I have 2 large pandas dfs, where the first one contains various IDs a specific student. The other one has one or more of the IDs that match. I want to merge the dfs such that it will combine based on if df2 has a value found in df1.
DF1:
ID name
nfi23, wjm348 sally
hji21, arb128 joe
mbi13, ybm328 mary
DF2
ID grade
nfi23 twelfth
arb128, hji21 third
mbi13 fourth
desired:
ID name grade
nfi23, wjm348 sally twelfth
hji21, arb128 joe third
mbi13, ybm328 mary fourth
CodePudding user response:
# Break the ids apart.
df1.ID = df1.ID.str.split(', ')
df2.ID = df2.ID.str.split(', ')
df1 = df1.explode('ID')
df2 = df2.explode('ID')
# Merge on ID
out = (df1.merge(df2, 'left')
.groupby('name') # Bring it all back together~
.agg(set)
.applymap(lambda x: ', '.join(i for i in x if isinstance(i, str)))
.reset_index())
print(out)
Output:
name ID grade
0 joe hji21, arb128 third
1 mary ybm328, mbi13 fourth
2 sally nfi23, wjm348 twelfth
CodePudding user response:
Try with explode then we can do map
df2['ID'] = df2['ID'].str.split(',')
df2 = df2.explode('ID')
df1['grade'] = df1.ID.str.split(',').explode().map(df2.set_index('ID')['grade']).groupby(level=0).first()
df1
Out[774]:
ID name grade
0 nfi23,wjm348 sally twelfth
1 hji21,arb128 joe third
2 mbi13,ybm328 mary fourth
CodePudding user response:
df = pd.DataFrame(columns=['ID', 'name', 'grade'])

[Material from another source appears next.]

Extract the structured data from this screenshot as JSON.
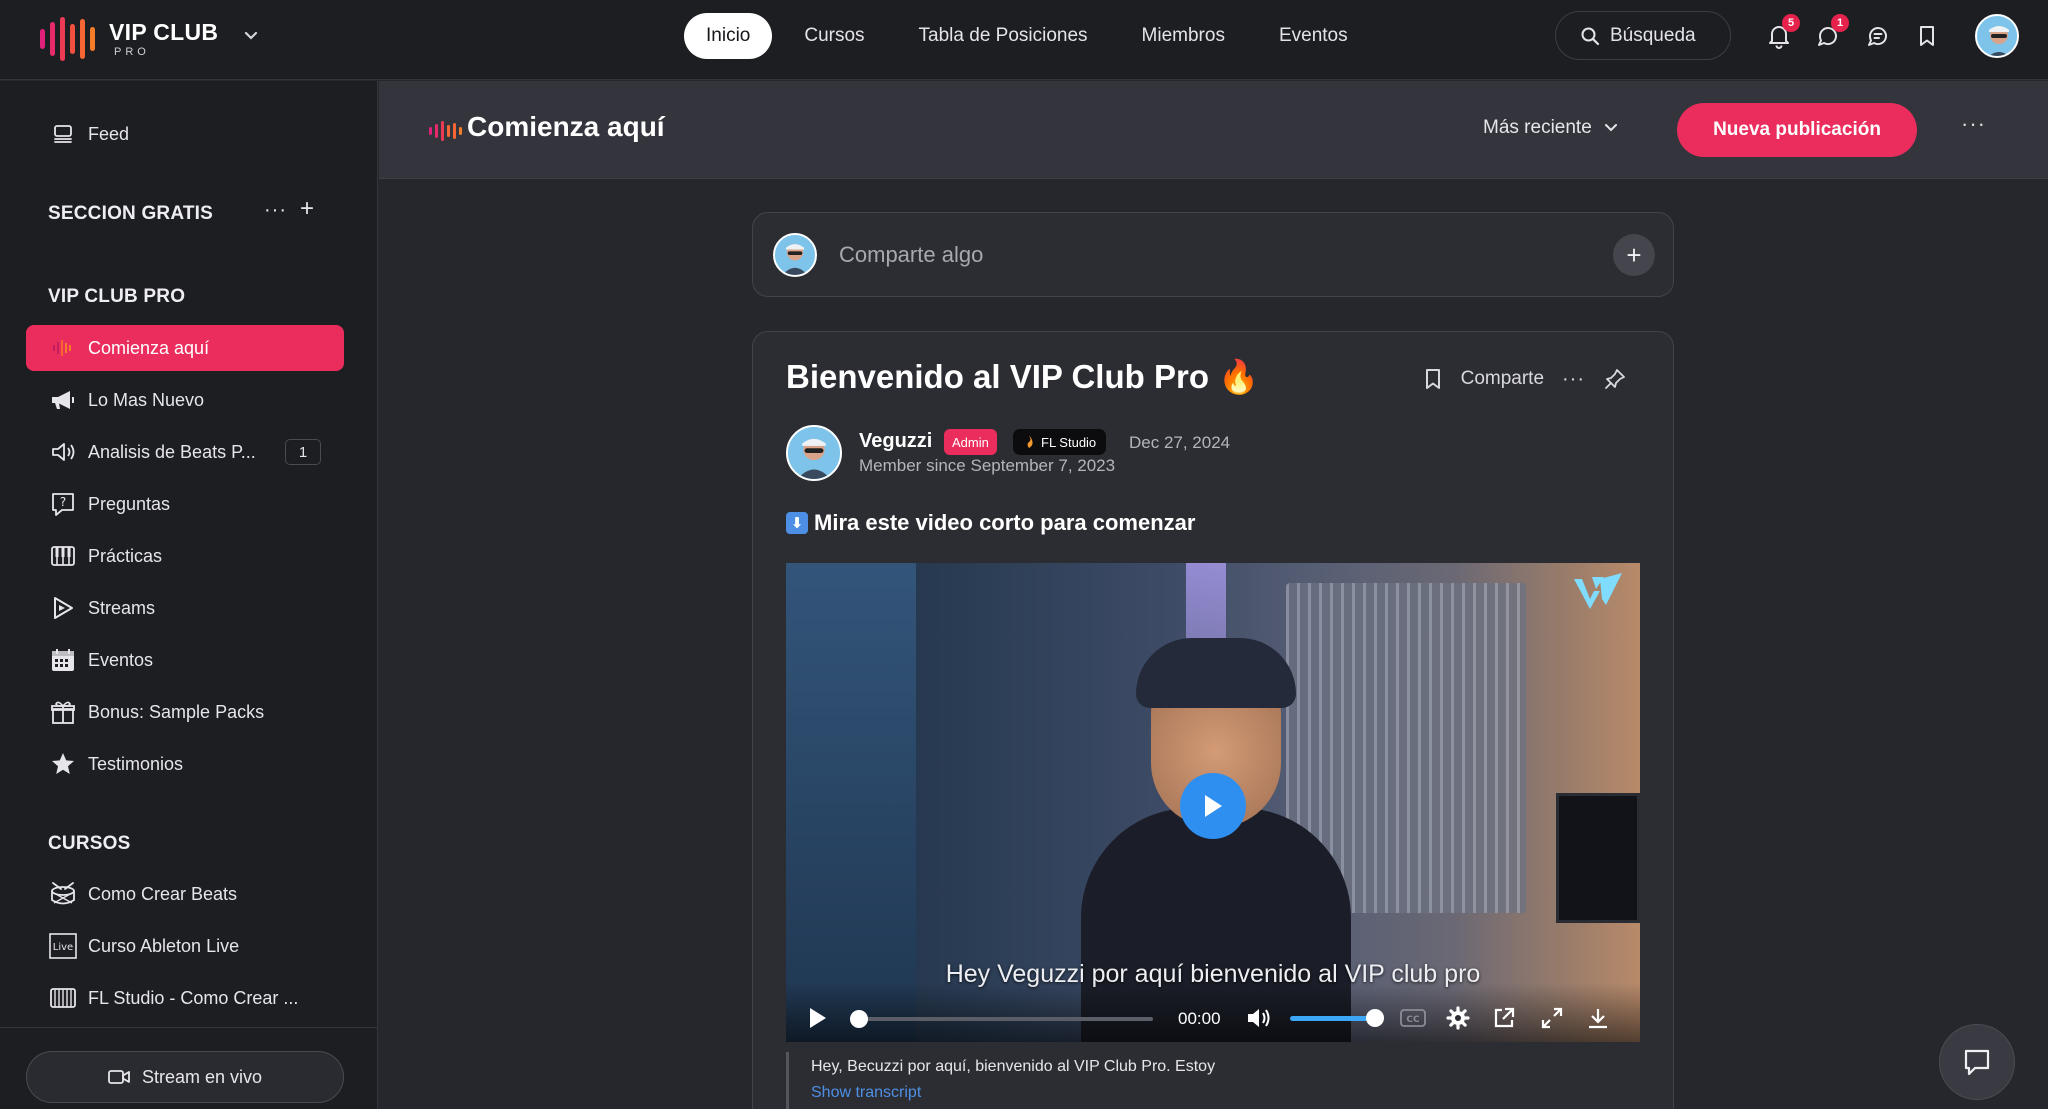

for i, (ids, name) in df1.iterrows():
for j, ids2 in df2.ID.iteritems():
if len(set(ids) & set(ids2)) > 0:
break
df.loc[i] = ids, name, df2.loc[j, 'grade']
print(df)
prints
index | ID | name | grade |
---|---|---|---|
0 | nfi23,wjm348 | sally | twelfth |
1 | hji21,arb128 | joe | third |
2 | mbi13,ybm328 | mary | fourth |
CodePudding user response:
You may use pd.Series.map
after making a series out of split list in df1's ID and then take the first value.

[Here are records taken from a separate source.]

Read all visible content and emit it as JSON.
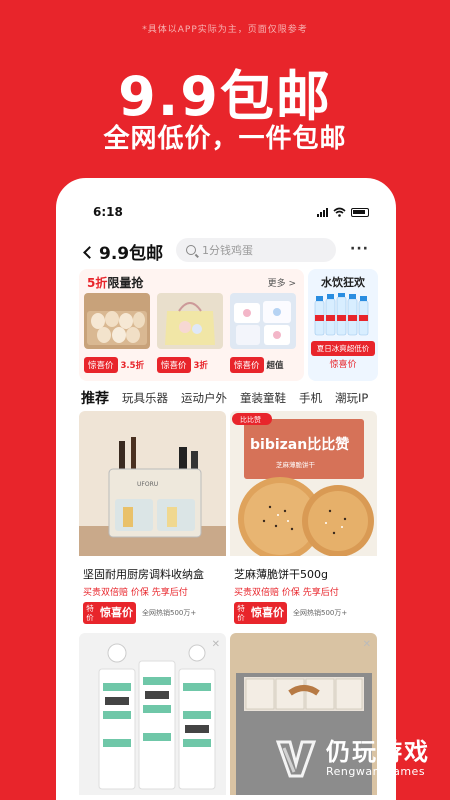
{
  "promo": {
    "note": "*具体以APP实际为主，页面仅限参考",
    "title": "9.9包邮",
    "subtitle": "全网低价，一件包邮"
  },
  "status": {
    "time": "6:18"
  },
  "nav": {
    "back_label": "9.9包邮",
    "search_placeholder": "1分钱鸡蛋",
    "more_label": "···"
  },
  "flash_sale": {
    "title_red": "5折",
    "title_rest": "限量抢",
    "more_label": "更多 >",
    "items": [
      {
        "tag": "惊喜价",
        "price": "3.5折"
      },
      {
        "tag": "惊喜价",
        "price": "3折"
      },
      {
        "tag": "惊喜价",
        "price": "超值"
      }
    ]
  },
  "water": {
    "title": "水饮狂欢",
    "tag": "夏日冰爽超低价",
    "label": "惊喜价"
  },
  "tabs": [
    "推荐",
    "玩具乐器",
    "运动户外",
    "童装童鞋",
    "手机",
    "潮玩IP"
  ],
  "products": [
    {
      "title": "坚固耐用厨房调料收纳盒",
      "badges": "买贵双倍赔  价保  先享后付",
      "special": "特价",
      "price_label": "惊喜价",
      "sold": "全网热销500万+",
      "brand": "UFORU"
    },
    {
      "title": "芝麻薄脆饼干500g",
      "badges": "买贵双倍赔  价保  先享后付",
      "special": "特价",
      "price_label": "惊喜价",
      "sold": "全网热销500万+",
      "brand": "bibizan比比赞",
      "logo": "比比赞",
      "box_sub": "芝麻薄脆饼干"
    }
  ],
  "watermark": {
    "cn": "仍玩游戏",
    "en": "Rengwan Games"
  },
  "colors": {
    "accent": "#e8252b",
    "background": "#e8252b"
  }
}
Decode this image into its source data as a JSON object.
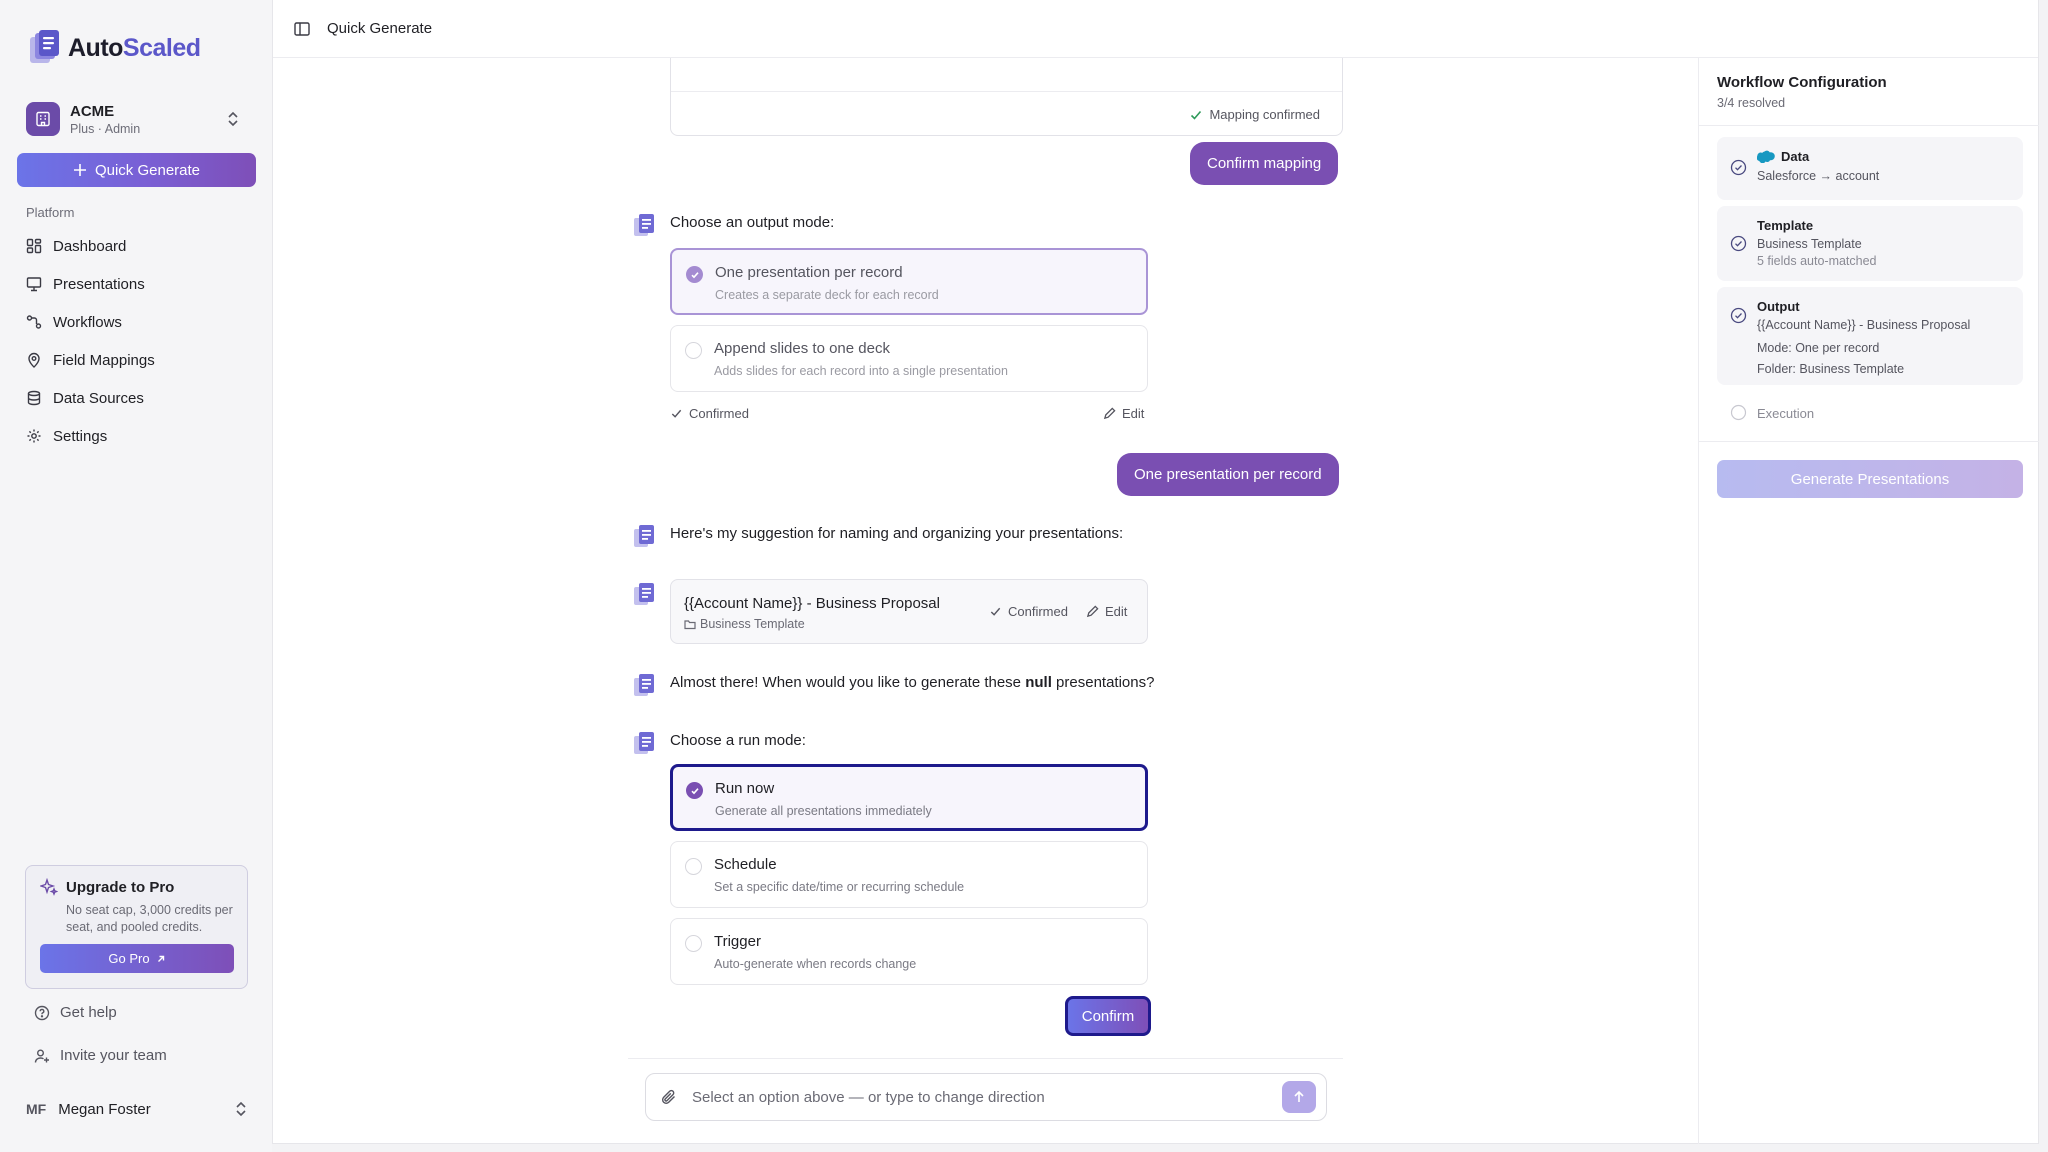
{
  "app": {
    "brand_part1": "Auto",
    "brand_part2": "Scaled"
  },
  "org": {
    "name": "ACME",
    "plan": "Plus · Admin"
  },
  "sidebar": {
    "quick_generate_label": "Quick Generate",
    "platform_heading": "Platform",
    "nav": [
      {
        "label": "Dashboard",
        "icon": "grid-icon"
      },
      {
        "label": "Presentations",
        "icon": "presentation-icon"
      },
      {
        "label": "Workflows",
        "icon": "workflow-icon"
      },
      {
        "label": "Field Mappings",
        "icon": "map-pin-icon"
      },
      {
        "label": "Data Sources",
        "icon": "database-icon"
      },
      {
        "label": "Settings",
        "icon": "gear-icon"
      }
    ],
    "upgrade": {
      "title": "Upgrade to Pro",
      "text": "No seat cap, 3,000 credits per seat, and pooled credits.",
      "button": "Go Pro"
    },
    "help_label": "Get help",
    "invite_label": "Invite your team",
    "user": {
      "initials": "MF",
      "name": "Megan Foster"
    }
  },
  "topbar": {
    "title": "Quick Generate"
  },
  "chat": {
    "mapping_confirmed": "Mapping confirmed",
    "confirm_mapping_bubble": "Confirm mapping",
    "output_prompt": "Choose an output mode:",
    "output_options": [
      {
        "title": "One presentation per record",
        "desc": "Creates a separate deck for each record"
      },
      {
        "title": "Append slides to one deck",
        "desc": "Adds slides for each record into a single presentation"
      }
    ],
    "output_confirmed": "Confirmed",
    "output_edit": "Edit",
    "output_bubble": "One presentation per record",
    "naming_prompt": "Here's my suggestion for naming and organizing your presentations:",
    "naming_card": {
      "title": "{{Account Name}} - Business Proposal",
      "folder": "Business Template",
      "confirmed": "Confirmed",
      "edit": "Edit"
    },
    "when_prompt_before": "Almost there! When would you like to generate these ",
    "when_prompt_bold": "null",
    "when_prompt_after": " presentations?",
    "run_prompt": "Choose a run mode:",
    "run_options": [
      {
        "title": "Run now",
        "desc": "Generate all presentations immediately"
      },
      {
        "title": "Schedule",
        "desc": "Set a specific date/time or recurring schedule"
      },
      {
        "title": "Trigger",
        "desc": "Auto-generate when records change"
      }
    ],
    "confirm_label": "Confirm",
    "composer_placeholder": "Select an option above — or type to change direction"
  },
  "panel": {
    "title": "Workflow Configuration",
    "subtitle": "3/4 resolved",
    "steps": {
      "data": {
        "title": "Data",
        "line1": "Salesforce → account"
      },
      "template": {
        "title": "Template",
        "line1": "Business Template",
        "line2": "5 fields auto-matched"
      },
      "output": {
        "title": "Output",
        "line1": "{{Account Name}} - Business Proposal",
        "line2": "Mode: One per record",
        "line3": "Folder: Business Template"
      },
      "execution": {
        "title": "Execution"
      }
    },
    "generate_label": "Generate Presentations"
  },
  "colors": {
    "accent": "#7a4fb2",
    "focus_ring": "#1e1a8c",
    "brand_blue": "#5b57c9",
    "salesforce": "#1798c1"
  }
}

df2['ID'] = df2['ID'].str.split(',')
df2 = df2.explode('ID')
df2['ID'] = df2['ID'].str.strip()
d = df2.set_index('ID')['grade']
df1['grade'] = df1['ID'].apply(lambda x: pd.Series(x.split(',')).map(d)[0])
Output:
ID name grade
0 nfi123, wjm348 sally twelfth
1 hji21, arb128 joe third
2 mbi13, ybm328 mary fourth